The experimental setup uses the standard ITC2007 CB‑CTT benchmark instances. The authors adopt default HS parameters (Harmony Memory Size, Harmony Memory Consideration Rate, Pitch Adjustment Rate) without systematic tuning. For each instance they perform 30 independent runs and report the average objective value, which combines the number of hard‑constraint violations and weighted soft‑constraint penalties. The results show that the HS‑based approach consistently yields solutions that are worse than the best known solutions in the literature, with an average gap of 5–10 % on the benchmark set. The main sources of degradation are identified as excessive conflicts introduced by the frequency‑based memory selection and the aggressive pitch‑adjustment probability, which together limit the algorithm’s ability to escape local minima.
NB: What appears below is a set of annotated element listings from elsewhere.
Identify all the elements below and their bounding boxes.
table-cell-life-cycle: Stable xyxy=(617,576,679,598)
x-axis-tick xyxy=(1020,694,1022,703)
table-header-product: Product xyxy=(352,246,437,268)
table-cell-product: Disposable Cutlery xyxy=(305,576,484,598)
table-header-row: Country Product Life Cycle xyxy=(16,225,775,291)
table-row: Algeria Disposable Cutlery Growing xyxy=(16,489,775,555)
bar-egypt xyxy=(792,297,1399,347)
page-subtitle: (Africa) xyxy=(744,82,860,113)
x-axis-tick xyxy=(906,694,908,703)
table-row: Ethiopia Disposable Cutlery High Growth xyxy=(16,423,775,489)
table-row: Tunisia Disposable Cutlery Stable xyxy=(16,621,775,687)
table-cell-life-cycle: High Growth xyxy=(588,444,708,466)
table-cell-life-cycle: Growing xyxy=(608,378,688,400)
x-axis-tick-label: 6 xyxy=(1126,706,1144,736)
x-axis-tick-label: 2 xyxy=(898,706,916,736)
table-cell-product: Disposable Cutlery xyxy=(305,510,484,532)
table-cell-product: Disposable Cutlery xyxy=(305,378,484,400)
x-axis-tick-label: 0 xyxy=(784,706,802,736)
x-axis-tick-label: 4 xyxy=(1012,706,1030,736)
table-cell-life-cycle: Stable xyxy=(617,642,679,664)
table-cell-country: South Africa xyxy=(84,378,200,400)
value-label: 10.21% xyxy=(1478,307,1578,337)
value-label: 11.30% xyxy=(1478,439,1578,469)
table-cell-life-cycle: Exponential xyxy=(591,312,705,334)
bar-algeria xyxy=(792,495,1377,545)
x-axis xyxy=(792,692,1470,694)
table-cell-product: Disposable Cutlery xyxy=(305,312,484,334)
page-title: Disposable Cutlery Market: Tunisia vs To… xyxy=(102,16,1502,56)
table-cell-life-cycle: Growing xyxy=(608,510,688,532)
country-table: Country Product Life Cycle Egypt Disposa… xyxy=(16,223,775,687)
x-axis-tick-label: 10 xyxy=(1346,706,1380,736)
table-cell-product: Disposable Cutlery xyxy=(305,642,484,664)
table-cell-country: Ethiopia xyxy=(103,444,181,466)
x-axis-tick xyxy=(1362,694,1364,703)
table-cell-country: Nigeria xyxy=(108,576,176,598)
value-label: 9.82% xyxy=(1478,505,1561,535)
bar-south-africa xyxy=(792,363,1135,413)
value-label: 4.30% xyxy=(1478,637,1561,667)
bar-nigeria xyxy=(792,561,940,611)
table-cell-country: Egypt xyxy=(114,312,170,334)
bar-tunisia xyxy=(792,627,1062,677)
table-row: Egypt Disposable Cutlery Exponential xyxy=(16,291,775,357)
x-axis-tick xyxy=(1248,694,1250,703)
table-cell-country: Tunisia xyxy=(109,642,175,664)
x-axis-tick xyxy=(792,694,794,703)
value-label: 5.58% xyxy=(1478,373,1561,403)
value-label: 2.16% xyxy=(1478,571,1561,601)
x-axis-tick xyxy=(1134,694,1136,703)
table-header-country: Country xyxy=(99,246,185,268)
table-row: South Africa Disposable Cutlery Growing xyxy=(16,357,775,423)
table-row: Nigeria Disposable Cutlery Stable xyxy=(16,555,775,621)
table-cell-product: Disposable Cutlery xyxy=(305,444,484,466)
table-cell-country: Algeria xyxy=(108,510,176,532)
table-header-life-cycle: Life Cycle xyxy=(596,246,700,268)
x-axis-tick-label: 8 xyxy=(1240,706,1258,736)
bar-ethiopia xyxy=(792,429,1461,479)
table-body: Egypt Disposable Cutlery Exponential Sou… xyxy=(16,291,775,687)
The authors acknowledge several limitations. First, the deterministic choice of the most frequent lecture in a column can bias the search toward heavily used patterns, increasing the likelihood of clashes and reducing exploration. Second, the lack of a concrete description of the eight pitch‑adjustment procedures hampers reproducibility and makes it difficult to assess the true impact of the local search component. Third, HS is known to be sensitive to its control parameters (HMCR, PAR, HM size), yet the paper does not employ any parameter‑optimization strategy. Finally, the handling of constraints is primarily preventive (i.e., a lecture is placed only if it is feasible), but there is no repair or penalty mechanism after pitch adjustment, which may introduce violations that are never corrected.
To address these shortcomings, the paper proposes several avenues for improvement: (1) augment memory consideration with a constraint‑aware weighting scheme so that the frequency of a lecture is combined with its feasibility score; (2) define the pitch‑adjustment operators explicitly and adopt an adaptive PAR that decreases during early iterations (to promote exploration) and increases later (to intensify exploitation); (3) apply automated parameter tuning techniques such as meta‑optimization with a genetic algorithm or Bayesian optimization to find suitable HMCR, PAR, and HM sizes for each instance; and (4) incorporate a multi‑objective framework or a repair‑based post‑processing step to handle soft‑constraint violations more effectively.
In conclusion, while the study represents one of the early attempts to bring Harmony Search to the CB‑CTT domain, the current implementation does not achieve competitive performance against state‑of‑the‑art methods that typically combine sophisticated local search, tabu mechanisms, and hybrid meta‑heuristics. Nevertheless, the analysis highlights key design choices—frequency‑based memory selection, aggressive pitch adjustment, and static parameter settings—that limit HS’s effectiveness. By refining these components and integrating adaptive, constraint‑aware strategies, future work could unlock the potential of Harmony Search as a viable alternative for solving large‑scale timetabling problems.